After the White Sox game, Rand told ESPN Chicago that she was most excited to meet Coco Crisp, a member of the 2007 Red Sox World Series team. She also hailed Obama for following through on a promise he had made to her in her hospital room to meet up with her when she was in Chicago.
“I just happened to be one of the people that [the president] came to see [in the hospital],” Rand said. “He was great. He came in our room like he was an old neighbor and an old friend and really talked to everybody in the room and was really compassionate about the terrible thing that happened. We mentioned we were coming to Chicago, and he said, ‘When you are out there, we want to make sure you have a really nice trip.’ So that’s how it happened. They followed through, and here we are.”
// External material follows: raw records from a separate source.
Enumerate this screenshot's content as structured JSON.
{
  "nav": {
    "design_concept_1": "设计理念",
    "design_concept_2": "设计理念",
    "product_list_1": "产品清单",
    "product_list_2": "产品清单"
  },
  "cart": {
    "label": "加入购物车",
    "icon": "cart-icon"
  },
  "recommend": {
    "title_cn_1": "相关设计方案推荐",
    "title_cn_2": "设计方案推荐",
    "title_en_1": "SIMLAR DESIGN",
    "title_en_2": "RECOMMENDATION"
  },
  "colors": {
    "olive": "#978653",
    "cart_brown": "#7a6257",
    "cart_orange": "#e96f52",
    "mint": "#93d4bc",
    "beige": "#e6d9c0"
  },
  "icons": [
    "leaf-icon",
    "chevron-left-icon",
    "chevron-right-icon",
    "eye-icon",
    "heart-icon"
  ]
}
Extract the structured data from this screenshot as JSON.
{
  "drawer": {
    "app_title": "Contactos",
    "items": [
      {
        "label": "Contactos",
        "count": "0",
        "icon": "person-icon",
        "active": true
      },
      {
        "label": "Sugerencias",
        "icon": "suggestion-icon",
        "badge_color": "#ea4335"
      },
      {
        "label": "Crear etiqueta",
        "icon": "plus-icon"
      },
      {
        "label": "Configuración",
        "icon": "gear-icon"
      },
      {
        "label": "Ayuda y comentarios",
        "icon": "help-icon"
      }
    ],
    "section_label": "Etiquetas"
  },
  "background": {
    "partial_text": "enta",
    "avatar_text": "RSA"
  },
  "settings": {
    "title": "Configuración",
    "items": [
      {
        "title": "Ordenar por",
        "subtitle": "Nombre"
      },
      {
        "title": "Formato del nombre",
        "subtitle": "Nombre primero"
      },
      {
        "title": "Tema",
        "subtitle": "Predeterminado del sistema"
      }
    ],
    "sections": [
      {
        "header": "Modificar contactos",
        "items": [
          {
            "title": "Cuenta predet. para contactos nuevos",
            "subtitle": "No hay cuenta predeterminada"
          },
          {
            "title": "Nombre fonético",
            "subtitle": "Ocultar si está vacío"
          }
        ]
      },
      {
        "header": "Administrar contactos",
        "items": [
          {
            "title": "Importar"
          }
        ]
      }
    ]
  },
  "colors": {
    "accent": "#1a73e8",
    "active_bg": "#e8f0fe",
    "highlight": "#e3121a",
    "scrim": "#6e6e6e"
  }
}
After meeting with Mery, Karen, and others, President Obama and Governor Patrick had lunch with Mayor Menino in the basement cafeteria, where they dined on sandwiches.
Heather Abbott got a surprise visit from the First Lady at the Brigham. As Heather lay in her bed, surrounded by friends, Michelle Obama popped her head into her room.
“You are so brave,” she told Heather.
“Thank you,” Heather replied.
Michelle Obama then handed her a presidential challenge coin, which are traditionally given to wounded soldiers. After the deadly massacre at Fort Hood in 2009, President Obama had placed challenge coins on the memorials of the soldiers killed during the shooting rampage.
There were no TV cameras. The Obamas specifically requested that the visits be personal and not staged PR appearances. Many of the survivors did snap their own pictures of the visits and posted them on their Facebook walls.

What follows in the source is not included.